– Не знаю, – сказал он, – мы подходим друг другу. Ты – Швейцария, я тоже.
Так и было. Поэтому я не стала спорить.
Видимо, я не заметила, как мы перестали подходить друг другу, как он перерос меня. Как неотесанный старшеклассник наконец обнаружил, что, придя на выпускной, заставит королев выпускного бала кусать с досады локти.
Но что такое досада?
Я думаю, она включает в себя многое. Но по большей части она – начало склизкой тоски, с которой смотришь в прошлое и спрашиваешь себя, почему не знал ответов на вопросы, когда они были так очевидны.
Теодор сидит у меня в номере, на стуле с подлокотником, а я неуклюже перебираюсь в кровать, на ходу потуже завязывая полотенце, чтобы не вывалилась грудь. Он аккуратно ставит тарелку с вафлями передо мной на подушку и возвращается на свое место – безопасное расстояние, с которого мне ничего не угрожает. Я знаю – он делает это не намеренно; такова вторая натура Тео. Вот что он делает: угадывает ваши инстинкты и действует согласно им раньше, чем вы сами их осознаете.
– Я в любой момент могу уйти, – заявляет он, устроившись поудобнее. Я смеюсь.
– Какое же ты трепло!
Он тоже смеется, потому что это не так, но порой бывает именно так. Потом говорит:
– Я просто хотел увидеть тебя, поговорить с тобой. Но не хотел причинять тебе неудобств.
Я беру вафлю и откусываю, тяну время, разглядываю его – сильно ли он изменился за эти восемь лет? Вообще-то не очень. Он по-прежнему по- мальчишески красив, по-прежнему носит очки в черной оправе, придающие ему очарование, по-прежнему худой, но достаточно сильный для велопробега на двадцать миль. Он стал увереннее, хотя уверенность всегда была ему присуща; он легко идет с ней по жизни, словно знает ответы на все вопросы. Довольно часто и в самом деле знает. Откинув темно-русые волосы со лба, он поправляет очки, и я ощущаю знакомое чувство, близкое чувство, подобное тому, что я ощущала, когда мне было двадцать один год и я влюбилась в него.
Стараясь не думать об этом, я говорю:
– Просто у меня сейчас много всего происходит, вот и все.
– Вот и все?
Некоторое время молча жую.
– Ну хорошо, не все.
– Ты же получила мое сообщение?
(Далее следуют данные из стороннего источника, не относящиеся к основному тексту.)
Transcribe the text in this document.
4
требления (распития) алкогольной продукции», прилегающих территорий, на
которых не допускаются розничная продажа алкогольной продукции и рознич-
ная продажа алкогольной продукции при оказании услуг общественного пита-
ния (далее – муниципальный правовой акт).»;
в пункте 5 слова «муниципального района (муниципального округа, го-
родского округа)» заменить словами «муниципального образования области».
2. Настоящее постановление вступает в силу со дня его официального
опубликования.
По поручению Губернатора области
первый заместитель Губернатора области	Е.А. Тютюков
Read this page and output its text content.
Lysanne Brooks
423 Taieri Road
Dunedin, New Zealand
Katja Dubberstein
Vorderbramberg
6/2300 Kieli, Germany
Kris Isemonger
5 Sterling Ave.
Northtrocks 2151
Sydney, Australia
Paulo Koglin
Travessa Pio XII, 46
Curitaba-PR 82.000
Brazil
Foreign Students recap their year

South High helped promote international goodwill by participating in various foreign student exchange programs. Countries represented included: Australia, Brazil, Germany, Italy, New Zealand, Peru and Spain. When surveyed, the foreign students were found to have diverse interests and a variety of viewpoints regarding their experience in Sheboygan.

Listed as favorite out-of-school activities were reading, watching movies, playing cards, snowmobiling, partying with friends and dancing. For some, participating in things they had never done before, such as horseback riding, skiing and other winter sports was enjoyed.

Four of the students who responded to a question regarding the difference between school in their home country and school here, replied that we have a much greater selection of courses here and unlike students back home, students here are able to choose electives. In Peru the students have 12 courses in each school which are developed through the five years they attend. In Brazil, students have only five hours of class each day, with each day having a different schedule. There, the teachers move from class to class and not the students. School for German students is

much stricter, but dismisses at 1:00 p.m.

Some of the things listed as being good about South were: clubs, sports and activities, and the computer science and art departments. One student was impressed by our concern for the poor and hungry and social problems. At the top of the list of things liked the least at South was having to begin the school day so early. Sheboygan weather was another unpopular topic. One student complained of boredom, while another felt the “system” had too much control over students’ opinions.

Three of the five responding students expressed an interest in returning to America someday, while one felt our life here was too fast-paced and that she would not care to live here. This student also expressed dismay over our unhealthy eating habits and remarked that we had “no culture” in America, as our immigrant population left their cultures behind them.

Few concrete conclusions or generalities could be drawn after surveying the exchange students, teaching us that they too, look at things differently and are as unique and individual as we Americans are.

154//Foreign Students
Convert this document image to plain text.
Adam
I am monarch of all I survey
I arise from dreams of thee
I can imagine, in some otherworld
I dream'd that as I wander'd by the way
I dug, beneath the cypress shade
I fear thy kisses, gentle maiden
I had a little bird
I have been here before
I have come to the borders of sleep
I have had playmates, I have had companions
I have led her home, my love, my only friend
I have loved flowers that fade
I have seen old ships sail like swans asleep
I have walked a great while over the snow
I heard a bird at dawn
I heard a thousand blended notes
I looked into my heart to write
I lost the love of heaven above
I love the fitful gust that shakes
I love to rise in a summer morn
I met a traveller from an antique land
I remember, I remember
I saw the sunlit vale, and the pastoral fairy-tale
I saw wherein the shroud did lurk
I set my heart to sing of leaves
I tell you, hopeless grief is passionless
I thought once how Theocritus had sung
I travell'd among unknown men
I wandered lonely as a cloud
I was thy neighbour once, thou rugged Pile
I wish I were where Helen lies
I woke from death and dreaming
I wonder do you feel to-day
На «Фейсбуке»?
– Ты знал, что жена Марка Цукерберга заставила его подписать контракт, прежде чем они начали жить вместе? – Я беру маленькую бутылочку сиропа и пытаюсь открыть.
– Я знал, – говорит Теодор.
– Ты знал?
Он забирает бутылочку, открывает и возвращает мне. Я окунаю край вафли в сироп.
– А мой муж не разрешает мне даже навещать его в Пало-Альто, не говоря уже о контрактах.
– Ванесса мне все рассказала, – говорит он. – Сочувствую.
Я перестаю жевать и смотрю на него. Мысли Тео всегда было нелегко прочесть, по большей части потому, что он был мастером говорить людям те слова, которые они хотят услышать, – даже если они сами не осознавали, что хотят услышать именно их.
– Я тебе честно скажу, – говорит он, и я чувствую, как горят мои уши. – Не буду лицемерить. Он сделал гадость. Это не брак, это не в богатстве и в бедности, не в болезни и здравии.
Я пожимаю плечами.
– Не надо. Не пожимай плечами. Так и есть. Очень подло, эгоистично вот так взять и уехать.
(Недостатки Шона, 5. Оказывается, он настоящий засранец!)
Потом Тео добавляет, уже мягче:
– Вот почему я решил разорвать помолвку. Я не знал, смогу ли вечно быть с ней. То есть сначала думал, что смогу. А потом – болезнь, и все изменилось. Я не хотел нарушать данные ей обещания.
– Мне так жаль, что тебе пришлось пережить эту болезнь, – я глажу его коленку. – Я по крайней мере могла бы написать, что сочувствую.
Он кусает губу.
– Я хотел поговорить с тобой, хотел, чтобы ты мне помогла.
– Вряд ли я помогла бы, – говорю я, убираю руку в безопасное место.
– Почему ты говоришь такие вещи? Зачем?